Someone to keep watch, Yelizaveta Kairova

 

Agony

 

Young lovers

 

Living tree

©voyager, all rights reserved

Edit note: Thanks to meaderborn and Ice Swimmer for helping me fill in a few names on my unidentified list. I have added their names in respect.

 

 

 

Comments

  1. says

    I love the living tree! How grand is that? Um, what is that thing on Yeltsin’s grave? It looks like someone sculpted a wad of gum.

  2. says

    The agony one kinda freaks me out. That would be like putting a representation of pain on my grave, that’s not what I would want as a takeaway.

  3. meaderborn says

    Cat lady is Valentina Reinholdovna Gliere daughter of the composer Reinhold Gliere.

  4. says

    @Caine on Yeltsin’s grave is a Russian flag made out of stone of different colours. It took me a while too to figure that out.

  5. Ice Swimmer says

    Charly @ 1

    Me too.

    The entertainer seems to be named Boris Brunov and the cat lady Valentina Reingoldovna (or Reinholdovna) Glier. The English language Wikipedia knows the former (an actor and theatre leader) but not the latter. In “Someone to keep watch”, the name is Yelizaveta Kairova and on the plaque Kairov (the masculine form of her last name). No idea who she is.

  6. Ice Swimmer says

    I was writing my comment while meaderborn posted theirs and didn’t check for new ones.

  7. voyager says

    Thanks everyone. I will add the names. As for Boris Yeltsin, it’s supposed to be a waving flag. The red and white are stone and the blue is made of tile. Our guide said that no one really wanted to honour Mr. Yeltsin so they decided on a flag because it wouldn’t offend anyone.

  8. says

    Voyager:

    Our guide said that no one really wanted to honour Mr. Yeltsin so they decided on a flag because it wouldn’t offend anyone.
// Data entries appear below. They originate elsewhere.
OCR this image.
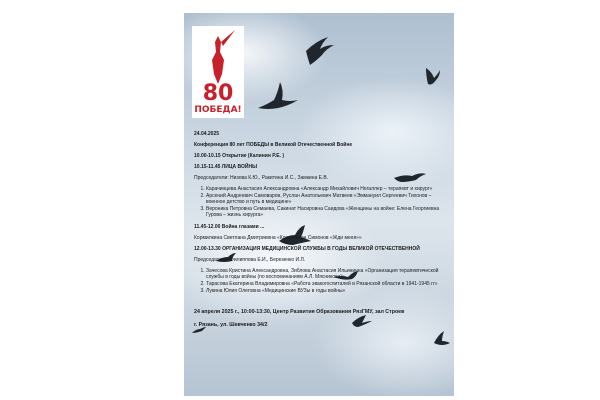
80
ПОБЕДА!
24.04.2025
Конференция 80 лет ПОБЕДЫ в Великой Отечественной Войне
10.00-10.15 Открытие (Калинин Р.Е. )
10.15-11.45 ЛИЦА ВОЙНЫ
Председатели: Низова К.Ю., Ракитина И.С., Замкина Е.В.
1. Карачинцева Анастасия Александровна «Александр Михайлович Ногаллер – терапевт и хирург»
2. Арсений Андреевич Самоваров, Руслан Анатольевич Матвеев «Эммануил Сергеевич Тихонов – военное детство и путь в медицине»
3. Вероника Петровна Семаева, Сакинат Насировна Саидова «Женщины на войне: Елена Георгиевна Гурова – жизнь хирурга»
11.45-12.00 Война глазами ...
Кормилкина Светлана Дмитриевна «Константин Симонов «Жди меня»»
12.00-13.30 ОРГАНИЗАЦИЯ МЕДИЦИНСКОЙ СЛУЖБЫ В ГОДЫ ВЕЛИКОЙ ОТЕЧЕСТВЕННОЙ
Председатели: Филиппова Е.И., Березенко И.Л.
1. Зачесова Кристина Александровна, Зиблова Анастасия Ильинична «Организация терапевтической службы в годы войны (по воспоминаниям А.Л. Мясникова)»
2. Тарасова Екатерина Владимировна «Работа эвакогоспиталей в Рязанской области в 1941-1945 гг»
3. Лукина Юлия Олеговна «Медицинские ВУЗы в годы войны»
24 апреля 2025 г., 10:00-13:30, Центр Развития Образования РязГМУ, зал Строев
г. Рязань, ул. Шевченко 34/2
    Heh. I imagine it baffles people more than anything else.

  9. says

    The last is my favourite too. That is how I would like to rest, under a tree…

    That’s exactly what I’m planning to do…
    It is funny, while I love visiting cemeteries of stranmge peope,k in strange places, I really dislike them as places for my own dead.
    +++
    Not to be a nitpick, but it should be Gorbacheva, because Russian marks the gender of last names.

  10. says

    Marcus:

    And Yeltsin’s is surprisingly generous.

    I don’t know about that. Looks more like a bloated carcass that a flag. I get the distinct feeling that whoever got stuck with that job didn’t want to do it, and it shows.

  11. says

    @Voyager
    I believe the “Come and Sit” grave with the gentleman’s portrait is Pavel Nikitovich Alferov, secretary of the Communist Party from January 1947 through August 1951. I am guessing that the smaller marker in front of it is his wife Anna?